Although here there is no reflection that follows the characteristic patterns of a proper philosophical reflection, since the physician moves within the probable, the steps that are carried out to clarify signs and symptoms are permeated with the scientific method, including observation, order and disposition to reach the truth. This is a truth that is probably volatile and temporal (the diagnosis of a disease made two centuries ago is probably not the same when evaluated by today's doctor) and depends on the non-rupture of a labile chain of trust that ties the participants of medical practice. A doctor trusts the word of others (patient, family). The patient trusts the wisdom and the doctor´s skills. Both rely on the skills and technical capacity of a third party that processes and analyses samples to send a report that makes the diagnosis possible (technicians and associate professionals).
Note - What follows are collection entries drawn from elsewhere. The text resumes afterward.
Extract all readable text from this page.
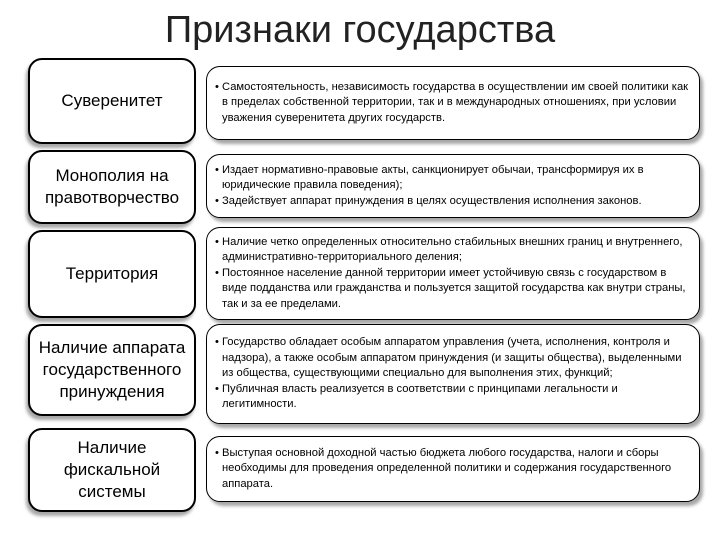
Признаки государства
Суверенитет
• Самостоятельность, независимость государства в осуществлении им своей политики как в пределах собственной территории, так и в международных отношениях, при условии уважения суверенитета других государств.
Монополия на правотворчество
• Издает нормативно-правовые акты, санкционирует обычаи, трансформируя их в юридические правила поведения);
• Задействует аппарат принуждения в целях осуществления исполнения законов.
Территория
• Наличие четко определенных относительно стабильных внешних границ и внутреннего, административно-территориального деления;
• Постоянное население данной территории имеет устойчивую связь с государством в виде подданства или гражданства и пользуется защитой государства как внутри страны, так и за ее пределами.
Наличие аппарата государственного принуждения
• Государство обладает особым аппаратом управления (учета, исполнения, контроля и надзора), а также особым аппаратом принуждения (и защиты общества), выделенными из общества, существующими специально для выполнения этих, функций;
• Публичная власть реализуется в соответствии с принципами легальности и легитимности.
Наличие фискальной системы
• Выступая основной доходной частью бюджета любого государства, налоги и сборы необходимы для проведения определенной политики и содержания государственного аппарата.
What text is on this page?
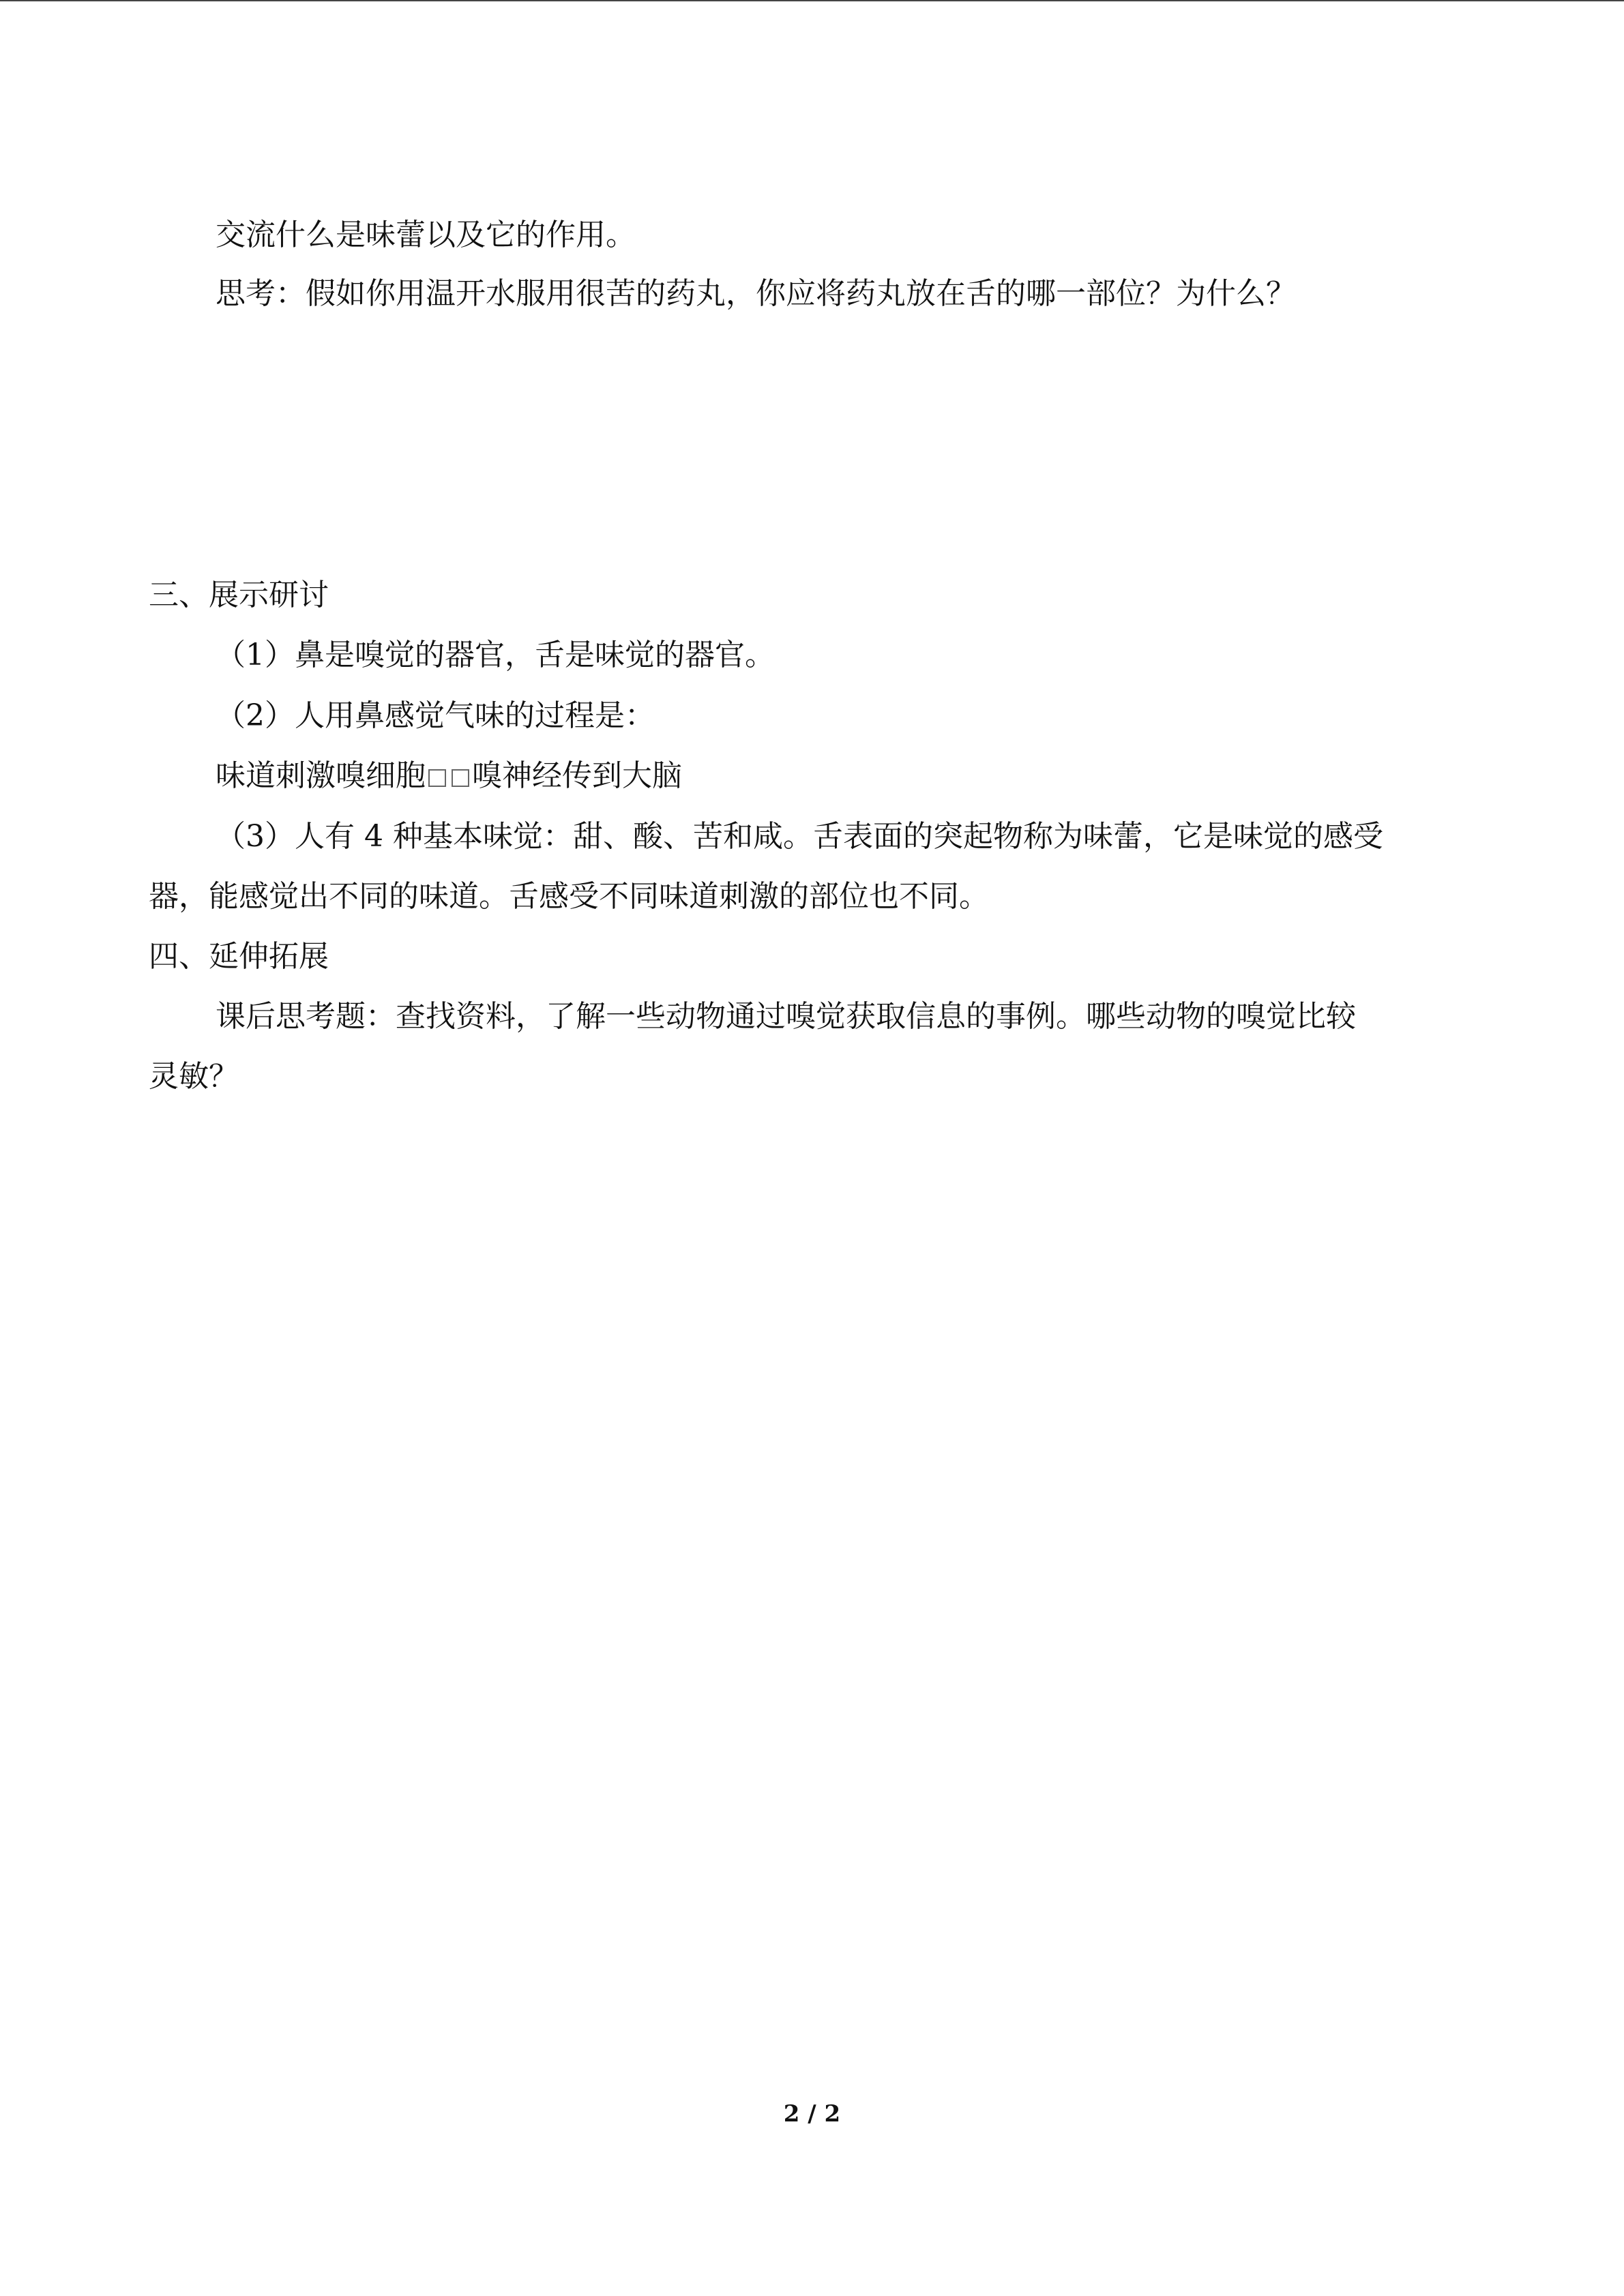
交流什么是味蕾以及它的作用。
思考：假如你用温开水服用很苦的药丸，你应将药丸放在舌的哪一部位？为什么？
三、展示研讨
（1）鼻是嗅觉的器官，舌是味觉的器官。
（2）人用鼻感觉气味的过程是：
味道刺激嗅细胞 嗅神经传到大脑
（3）人有 4 种基本味觉：甜、酸、苦和咸。舌表面的突起物称为味蕾，它是味觉的感受
器，能感觉出不同的味道。舌感受不同味道刺激的部位也不同。
四、延伸拓展
课后思考题：查找资料，了解一些动物通过嗅觉获取信息的事例。哪些动物的嗅觉比较
灵敏？
2 / 2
The doctor also trusts what is achieved by science and technology through thousands of studies and experiments (medical knowledge), which allows him to preserve or recover an ideal state of health in the patient28. The patient relies instinctively on the same things. Any failure in this chain of trust can ruin the medical practice. This disruption can cause the loss of credibility for medicine and force the patient to seek refuge in other medical systems that offer what apparently allopathic medicine cannot offer: security, trust, and hope, among other things29,30.

Conclusion

The basis of medical knowledge is the concept of health. It is from the concept of health and normalcy that medical taxonomy emerges, which labels the individual a sick individual. This taxonomy is frequently re-evaluated and reorganized by scientific societies. Sometimes the re-evaluation is based on new knowledge, whereas other times this reorganization of the classification of diseases is questioned when it is evident that it is carried out by interventions or pressure exerted by individual groups, which could be patient associations, health institutions or economic corporations that defend particular interests. Therefore, an ongoing discussion is needed to guarantee that medical practice remains neutral in the face of the strong interests of health-related businesses. All these aspects around medical knowledge and the relationship with medical practice must be considered and debated in medical schools during undergraduate and postgraduate medical training.

Disclosures

I confirm that I do not have any conflicts of interest in relation to this article. No ethical issues are involved.